Sources of Imbalance
Body composition, muscle tone, and flexibility are a function of genetics and lifestyle (nature and nurture.) Your body is a reflection of your genes, but just as importantly what you do with it. Not only is it true that ‘You are what you eat,’ but also ‘You are what you do.’
In my opinion the biggest source of musculoskeletal imbalance derives from the fact that we are using our pre-historic body design to function in today’s modern world. Most of us sit too much, and move our bodies too little. Our daily tasks have become much less physically demanding than they used to be, but on the other hand much more repetitive. In the case of the average runner, when they do move it’s usually on an unvarying, unyielding surface, in thick-soled shoes that don’t allow their feet to feel and respond to the ground.
Due to our modern lifestyle our hips tighten, our postural muscles weaken, and it becomes an effort to stand up straight with a level pelvis. Our dominant side tightens up to the point where muscles start shutting off and it actually becomes our weak side. Our feet become weak and can no longer support our weight without the support of the same shoes that made them weak in the first place. When we do run our cushioned shoes dampen the pain signal to our feet, allowing us to run in a style we could never sustain if barefooted.

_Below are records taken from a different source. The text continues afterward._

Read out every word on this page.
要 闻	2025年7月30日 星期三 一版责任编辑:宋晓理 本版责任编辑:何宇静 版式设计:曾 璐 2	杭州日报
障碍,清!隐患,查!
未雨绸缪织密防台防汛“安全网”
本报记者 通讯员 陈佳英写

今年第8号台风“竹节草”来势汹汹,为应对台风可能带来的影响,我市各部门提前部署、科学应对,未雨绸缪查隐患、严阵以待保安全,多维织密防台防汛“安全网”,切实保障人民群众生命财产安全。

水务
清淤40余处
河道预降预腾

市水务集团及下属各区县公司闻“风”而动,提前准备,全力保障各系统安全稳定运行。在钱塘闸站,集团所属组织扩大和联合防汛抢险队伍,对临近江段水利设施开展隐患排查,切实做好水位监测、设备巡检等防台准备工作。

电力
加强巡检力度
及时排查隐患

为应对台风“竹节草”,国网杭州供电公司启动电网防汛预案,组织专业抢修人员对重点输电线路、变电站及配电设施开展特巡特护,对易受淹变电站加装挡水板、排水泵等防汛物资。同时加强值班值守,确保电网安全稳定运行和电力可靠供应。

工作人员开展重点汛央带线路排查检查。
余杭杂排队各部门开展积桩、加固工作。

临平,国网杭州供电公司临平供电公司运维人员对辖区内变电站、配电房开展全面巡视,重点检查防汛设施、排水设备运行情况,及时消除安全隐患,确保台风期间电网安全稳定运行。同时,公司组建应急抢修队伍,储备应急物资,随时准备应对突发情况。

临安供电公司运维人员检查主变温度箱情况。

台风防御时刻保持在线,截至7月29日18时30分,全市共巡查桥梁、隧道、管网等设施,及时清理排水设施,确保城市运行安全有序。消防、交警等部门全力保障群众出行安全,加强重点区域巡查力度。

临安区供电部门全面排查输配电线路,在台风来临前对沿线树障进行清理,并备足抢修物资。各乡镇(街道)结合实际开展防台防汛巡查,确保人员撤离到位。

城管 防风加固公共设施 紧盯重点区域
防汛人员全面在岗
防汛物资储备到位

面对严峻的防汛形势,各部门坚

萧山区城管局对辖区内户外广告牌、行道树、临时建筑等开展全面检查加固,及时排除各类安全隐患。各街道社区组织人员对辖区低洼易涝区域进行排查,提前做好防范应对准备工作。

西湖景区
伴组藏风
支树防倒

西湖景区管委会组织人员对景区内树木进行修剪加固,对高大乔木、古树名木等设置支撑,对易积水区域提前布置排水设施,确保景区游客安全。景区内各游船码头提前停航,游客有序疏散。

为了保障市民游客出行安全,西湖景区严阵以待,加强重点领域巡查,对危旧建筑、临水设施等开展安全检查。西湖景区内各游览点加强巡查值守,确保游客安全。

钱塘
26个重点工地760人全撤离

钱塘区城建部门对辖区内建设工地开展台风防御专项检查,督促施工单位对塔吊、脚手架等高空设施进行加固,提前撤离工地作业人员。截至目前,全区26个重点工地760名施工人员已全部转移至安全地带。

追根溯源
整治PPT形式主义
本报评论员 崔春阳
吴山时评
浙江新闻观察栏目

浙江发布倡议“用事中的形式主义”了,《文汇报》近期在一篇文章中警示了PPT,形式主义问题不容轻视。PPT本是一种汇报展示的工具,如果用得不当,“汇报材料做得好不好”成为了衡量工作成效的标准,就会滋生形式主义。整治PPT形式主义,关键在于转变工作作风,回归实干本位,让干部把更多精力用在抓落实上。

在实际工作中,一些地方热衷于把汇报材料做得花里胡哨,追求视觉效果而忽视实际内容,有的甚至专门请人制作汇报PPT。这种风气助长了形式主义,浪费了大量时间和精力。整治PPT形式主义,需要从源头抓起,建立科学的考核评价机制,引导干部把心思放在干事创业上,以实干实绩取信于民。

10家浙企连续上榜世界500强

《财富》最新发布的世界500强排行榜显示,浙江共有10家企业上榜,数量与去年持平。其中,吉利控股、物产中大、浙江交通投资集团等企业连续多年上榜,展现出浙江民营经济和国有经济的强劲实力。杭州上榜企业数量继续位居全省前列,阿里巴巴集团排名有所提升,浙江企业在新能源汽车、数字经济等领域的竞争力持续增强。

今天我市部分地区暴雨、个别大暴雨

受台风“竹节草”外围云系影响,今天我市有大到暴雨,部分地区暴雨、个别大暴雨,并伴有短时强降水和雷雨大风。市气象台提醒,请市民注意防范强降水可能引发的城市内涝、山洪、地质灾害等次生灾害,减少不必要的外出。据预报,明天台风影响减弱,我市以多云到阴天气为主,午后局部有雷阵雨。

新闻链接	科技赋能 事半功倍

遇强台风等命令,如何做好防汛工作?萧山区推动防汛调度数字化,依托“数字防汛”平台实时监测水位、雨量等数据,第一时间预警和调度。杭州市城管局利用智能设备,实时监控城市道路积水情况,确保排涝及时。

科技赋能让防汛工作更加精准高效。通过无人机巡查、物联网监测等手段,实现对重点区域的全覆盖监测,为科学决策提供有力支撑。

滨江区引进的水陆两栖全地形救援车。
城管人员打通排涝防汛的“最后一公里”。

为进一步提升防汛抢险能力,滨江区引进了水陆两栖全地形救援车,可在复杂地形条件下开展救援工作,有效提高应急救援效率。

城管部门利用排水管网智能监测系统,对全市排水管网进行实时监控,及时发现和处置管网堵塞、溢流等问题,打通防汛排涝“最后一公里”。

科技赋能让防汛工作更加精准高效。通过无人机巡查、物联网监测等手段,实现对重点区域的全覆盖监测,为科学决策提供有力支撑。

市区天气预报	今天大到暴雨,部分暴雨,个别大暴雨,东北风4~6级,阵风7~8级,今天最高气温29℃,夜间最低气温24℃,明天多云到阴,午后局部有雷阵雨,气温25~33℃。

Now you take an individual who lacks the core strength or endurance to support their frame, whose pelvis is twisted, whose feet are weak, and you ask them to run. You ask them to perform an activity that requires perfect synchronization and coordination of the entire musculoskeletal system. You make it socially awkward (and even medically inadvisable) for them to run without shoes so that they can find their own form, but on the other hand give them no advice on how to go about this activity. Is it any wonder virtually every runner is guaranteed a significant injury at some point?